Les négociations d’Évian : la diplomatie algérienne au service de la paix (3e partie)

Par Mostefa Zeghlache, ancien diplomate

III- Les négociations d’Évian du 7 au 18 mars 1962 : la voie de la paix
Nombreux ont été les problèmes rencontrés en mai-juin 1961 à Évian et à avoir été aplanis par les entretiens secrets qui ont eu lieu aux Rousses, dans le Haut-Jura, du 11 au 18 février 1961, et la rencontre publique qui s’est tenue à Lugrin, en Haute-Savoie, du 20 au 25 juillet 1961. Ces deux rencontres constituent une phase décisive aux négociations finales d’Évian de mars 1962.
Dans son éditorial du 19 juillet 1961, El Moudjahid, organe d’information du FLN, annonce la reprise des négociations à Lugrin le 20 juillet et rappelle que la délégation du GPRA qui «s’était opposée à cette suspension, et cela dans l’intérêt même de la paix, s’apprête à reprendre les négociations avec la ferme volonté de les voir aboutir».(1)
La question de l’avenir du Sahara et les richesses de son sous-sol figuraient en tête des enjeux de la négociation, mais la justesse de la cause défendue, la fermeté et la constance de la position des délégués du GPRA ont été déterminantes dans l’assouplissement de la position de la France à cet égard en accédant à l’exigence algérienne d’inclure les régions sahariennes dans la mise en œuvre du processus d’autodétermination à la même date et dans les mêmes conditions que dans le reste du territoire national.
C’est ainsi que lors de la première séance de négociations à Lugrin, Joxe (I- 20.07.61) déclarait que «pour la France, l’autodétermination des populations algériennes doit s’exercer sur l’étendue des 13 départements algériens». Il ajoute, tout de même, qu’«il faut que les ressources du sous-sol saharien profitent à l’Afrique et en première ligne à l’Algérie, étant entendu que nos intérêts doivent être sauvegardés…»(2)
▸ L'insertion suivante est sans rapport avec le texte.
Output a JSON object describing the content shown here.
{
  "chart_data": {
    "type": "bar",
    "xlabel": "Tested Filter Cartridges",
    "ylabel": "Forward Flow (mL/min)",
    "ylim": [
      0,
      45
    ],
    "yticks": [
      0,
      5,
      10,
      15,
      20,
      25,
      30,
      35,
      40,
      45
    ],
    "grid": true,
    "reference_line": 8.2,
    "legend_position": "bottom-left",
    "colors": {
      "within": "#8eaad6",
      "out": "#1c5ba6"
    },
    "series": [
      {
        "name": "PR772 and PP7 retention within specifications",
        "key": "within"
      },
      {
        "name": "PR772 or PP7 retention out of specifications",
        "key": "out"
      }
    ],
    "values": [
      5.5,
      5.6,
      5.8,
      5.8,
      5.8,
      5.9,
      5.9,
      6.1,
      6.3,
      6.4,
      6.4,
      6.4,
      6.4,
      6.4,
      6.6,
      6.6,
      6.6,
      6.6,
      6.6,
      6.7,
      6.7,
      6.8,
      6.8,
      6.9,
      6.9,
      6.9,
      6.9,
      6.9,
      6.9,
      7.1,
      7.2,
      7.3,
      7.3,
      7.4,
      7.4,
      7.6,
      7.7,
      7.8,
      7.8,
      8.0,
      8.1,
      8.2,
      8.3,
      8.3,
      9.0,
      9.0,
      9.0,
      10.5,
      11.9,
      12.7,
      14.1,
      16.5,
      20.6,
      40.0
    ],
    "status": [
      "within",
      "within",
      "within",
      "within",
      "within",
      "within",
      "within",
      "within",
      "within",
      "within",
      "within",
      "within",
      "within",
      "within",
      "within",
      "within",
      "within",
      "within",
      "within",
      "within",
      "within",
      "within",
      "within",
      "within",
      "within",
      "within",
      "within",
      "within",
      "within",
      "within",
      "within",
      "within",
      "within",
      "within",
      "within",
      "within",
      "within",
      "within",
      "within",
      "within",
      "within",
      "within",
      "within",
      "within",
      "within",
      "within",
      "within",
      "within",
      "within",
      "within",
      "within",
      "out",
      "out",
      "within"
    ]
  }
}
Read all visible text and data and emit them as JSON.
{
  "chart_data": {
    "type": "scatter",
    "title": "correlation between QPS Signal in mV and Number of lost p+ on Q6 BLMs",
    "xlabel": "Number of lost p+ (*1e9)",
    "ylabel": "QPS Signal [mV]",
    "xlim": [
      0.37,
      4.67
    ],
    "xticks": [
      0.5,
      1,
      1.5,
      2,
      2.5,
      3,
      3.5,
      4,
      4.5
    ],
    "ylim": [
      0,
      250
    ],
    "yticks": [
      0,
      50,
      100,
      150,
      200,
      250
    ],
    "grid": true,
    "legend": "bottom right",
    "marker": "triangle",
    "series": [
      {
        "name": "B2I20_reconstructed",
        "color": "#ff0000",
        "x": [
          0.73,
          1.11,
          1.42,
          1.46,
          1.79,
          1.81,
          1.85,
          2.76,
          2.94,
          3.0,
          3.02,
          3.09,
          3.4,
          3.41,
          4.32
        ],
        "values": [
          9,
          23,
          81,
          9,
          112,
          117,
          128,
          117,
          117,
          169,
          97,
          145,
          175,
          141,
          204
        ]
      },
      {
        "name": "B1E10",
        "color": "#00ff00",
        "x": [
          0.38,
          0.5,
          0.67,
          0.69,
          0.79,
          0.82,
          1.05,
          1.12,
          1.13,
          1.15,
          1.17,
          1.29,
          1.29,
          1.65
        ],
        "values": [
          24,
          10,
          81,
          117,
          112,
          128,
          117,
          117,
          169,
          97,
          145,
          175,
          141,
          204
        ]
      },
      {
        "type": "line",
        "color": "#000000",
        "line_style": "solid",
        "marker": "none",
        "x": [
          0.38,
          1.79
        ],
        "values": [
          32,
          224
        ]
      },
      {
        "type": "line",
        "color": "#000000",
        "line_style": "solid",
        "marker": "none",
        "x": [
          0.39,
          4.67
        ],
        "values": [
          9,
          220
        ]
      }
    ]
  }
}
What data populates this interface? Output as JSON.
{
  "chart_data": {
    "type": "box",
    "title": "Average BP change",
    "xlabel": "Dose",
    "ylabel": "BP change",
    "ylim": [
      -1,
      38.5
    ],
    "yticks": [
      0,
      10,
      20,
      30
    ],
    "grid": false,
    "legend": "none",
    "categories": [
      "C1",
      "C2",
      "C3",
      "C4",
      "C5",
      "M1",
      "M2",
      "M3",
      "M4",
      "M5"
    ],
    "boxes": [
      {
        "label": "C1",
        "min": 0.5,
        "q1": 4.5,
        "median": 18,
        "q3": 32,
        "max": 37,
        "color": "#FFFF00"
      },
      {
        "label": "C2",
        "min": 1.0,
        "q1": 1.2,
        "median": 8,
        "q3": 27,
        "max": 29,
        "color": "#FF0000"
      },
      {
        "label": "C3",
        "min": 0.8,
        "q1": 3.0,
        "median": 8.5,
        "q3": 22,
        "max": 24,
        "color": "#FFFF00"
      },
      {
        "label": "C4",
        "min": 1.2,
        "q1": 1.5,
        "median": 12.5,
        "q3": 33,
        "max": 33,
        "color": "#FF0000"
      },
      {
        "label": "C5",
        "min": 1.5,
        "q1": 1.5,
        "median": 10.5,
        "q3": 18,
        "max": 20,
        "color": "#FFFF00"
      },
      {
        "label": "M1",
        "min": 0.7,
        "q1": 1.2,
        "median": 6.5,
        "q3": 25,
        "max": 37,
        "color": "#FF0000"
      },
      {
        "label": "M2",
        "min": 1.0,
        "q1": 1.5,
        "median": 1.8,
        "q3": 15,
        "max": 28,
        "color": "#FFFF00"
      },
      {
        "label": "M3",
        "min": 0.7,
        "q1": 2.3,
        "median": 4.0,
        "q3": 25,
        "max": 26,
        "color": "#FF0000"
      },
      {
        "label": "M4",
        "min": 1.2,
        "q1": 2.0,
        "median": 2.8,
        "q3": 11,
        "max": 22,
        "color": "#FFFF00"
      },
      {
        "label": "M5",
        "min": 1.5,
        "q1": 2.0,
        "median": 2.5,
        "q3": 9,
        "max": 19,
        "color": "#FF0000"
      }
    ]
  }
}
Afin de contrecarrer le projet français de l’«ensemble saharien» devant inclure plusieurs pays de la région, le GPRA adresse aux États africains, le 30 juin 1961, un mémorandum dans lequel il s’inscrivait en faux «contre la thèse (française) qui fait du Sahara une «res nullis» (la chose de personne, en latin) avant de devenir de souveraineté française et rappelait que «l’objectif fondamental du peuple algérien est de se voir restituer l’ensemble de son territoire tel qu’il était délimité en 1954. Les questions de rectification des frontières qui se posaient entre l’Algérie et certains pays frères voisins ne pouvaient se régler valablement, durablement et fraternellement qu’avec une Algérie souveraine et indépendante et non pas avec la puissance coloniale qui n’avait nul droit de conclure des accords au nom de l’Algérie»(3). Une telle initiative ne pouvait, et c’était prévisible, faire plaisir aux autorités françaises.
À Lugrin (I -21.07), Krim répondait aux critiques françaises sur l’initiative du mémorandum du GPRA en ces termes : «On ne peut reprocher au GPRA d’avoir pris contact avec les pays riverains du Sahara pour défendre les intérêts de l’Algérie et réaffirmer sa position africaine. Vous ne le pouvez d’autant qu’après nous avoir reproché d’ignorer les pays riverains, vous nous reprochez de prendre contact avec eux.» Dahlab (IV 25.07) ajoute plus incisif : « Sur le problème de souveraineté (sur le Sahara), nous ne pensons pas que les pays riverains aient donné mandat à la délégation française pour revendiquer la souveraineté sur le Sahara algérien… Si les pays riverains ont des revendications à formuler, demain ils les adresseront au gouvernement algérien.»
Outre le mémorandum, et pour tempérer les «ardeurs annexionnistes » du voisin marocain, le président Ferhat Abbas effectue une visite au Maroc, sanctionnée par un communiqué commun en date du 7 juillet 1961 dans lequel les deux parties déclarent «s’opposer par tous les moyens contre toute tentative de partage et/ou d’amputation du territoire algérien» et informent la puissance coloniale que «les problèmes de frontières entre le Maroc et l’Algérie concernaient ces seuls États».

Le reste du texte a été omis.